It’s pumpkin season! With the cold season approaching us, all I want to do nowadays is stay home and curl up in a cozy blanket in front of the TV. Better yet, a nice warm pumpkin drink to go with it. I haven’t had boiled pumpkin in ages! It’s funny how being away from home makes you miss Hmong food so much, especially dishes you’ve had growing up that reminds you so much of the people you love. To me, boiled pumpkin makes me think of my grandma, Bee.
My grandma often made this when she was still around. She’d eat this served in a bowl along with other Hmong dishes. As a young child, I remember the way she would confidently cut off the pumpkin skin or rind with her large knife. The rind would fly straight across the room each time she cut off another piece of the thick, protective outer layer. It always looked scary watching her do this because I would get so afraid of her cutting off one of her fingers on accident! She was a pro of course, so that never happened, thankfully!
Memories of her prompted me to make kua taub tsuag. There’s something about making a dish you grew up with that makes you feel so much closer to home, especially to those who’ve passed on. Finding the right pumpkin to make kua taub tsuag was challenging for me because I’ve never had to do that before. I had to phone my parents and get their expert advice on this one. They told me that the ugly and old pumpkins taste the best, so I did my best to look for that. How do you (yes, you the reader!) pick the best pumpkin for kua taub tsuag?
Boiled pumpkin is a signature side dish for Hmong people that can taste sweet or bland, depending on how you like it. Sam calls it “old people food”, but I think he’s missing out! It’s most popular among older folks indeed but Hmong people of all ages eat and/or drink this. Growing up, I’ve only really liked the pumpkin broth and have never actually enjoyed eating the pumpkin itself. I can now proudly say that I eat and appreciate the taste of boiled pumpkin so much! I seriously can’t believe it took me so long to fall in love with it.
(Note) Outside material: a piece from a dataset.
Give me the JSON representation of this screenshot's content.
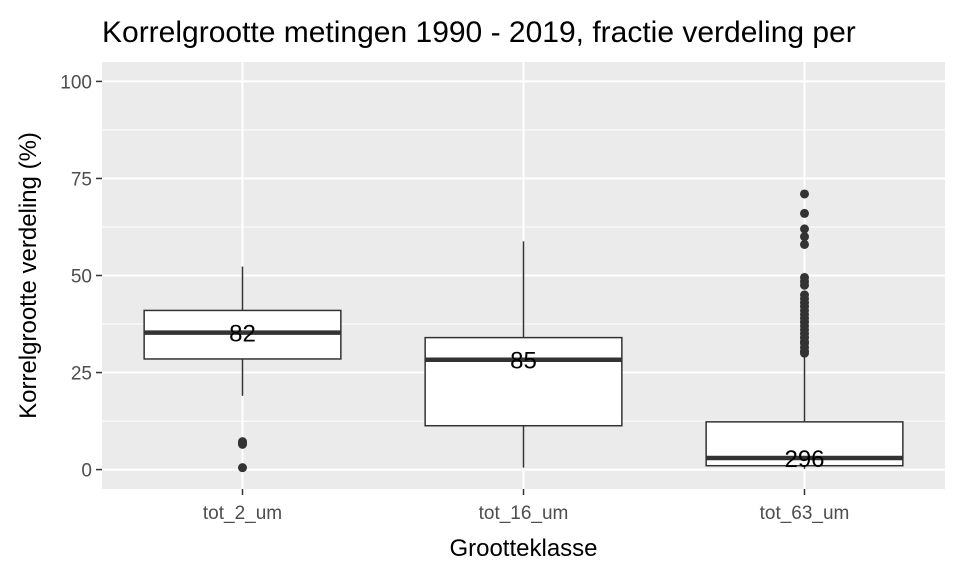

Does anyone else feel the same way?
I really like adding kua taub tsuag to my plate of rice. It also never goes wrong with any Hmong dish. What do you enjoy the most about boiled pumpkin? What memories does it take you back to? Thanks for following along and I’ll see you guys in my next post! 🙂
- half of a medium-sized pumpkin
- 6-7 cups of water
- sugar, optional
- Pour water into a cooking pot and let it come to a boil over high heat.
- While waiting for the water to come to a boil, scoop out the insides.
- Use your knife to cut off the skin or rind of the pumpkin.
- Cut the pumpkin into medium-sized cubes then rinse with water.
- Once your water is boiling, put in the cubed pumpkin and cook for 15 minutes or until pumpkin is soft.
- Optional: Add sugar to your desired taste.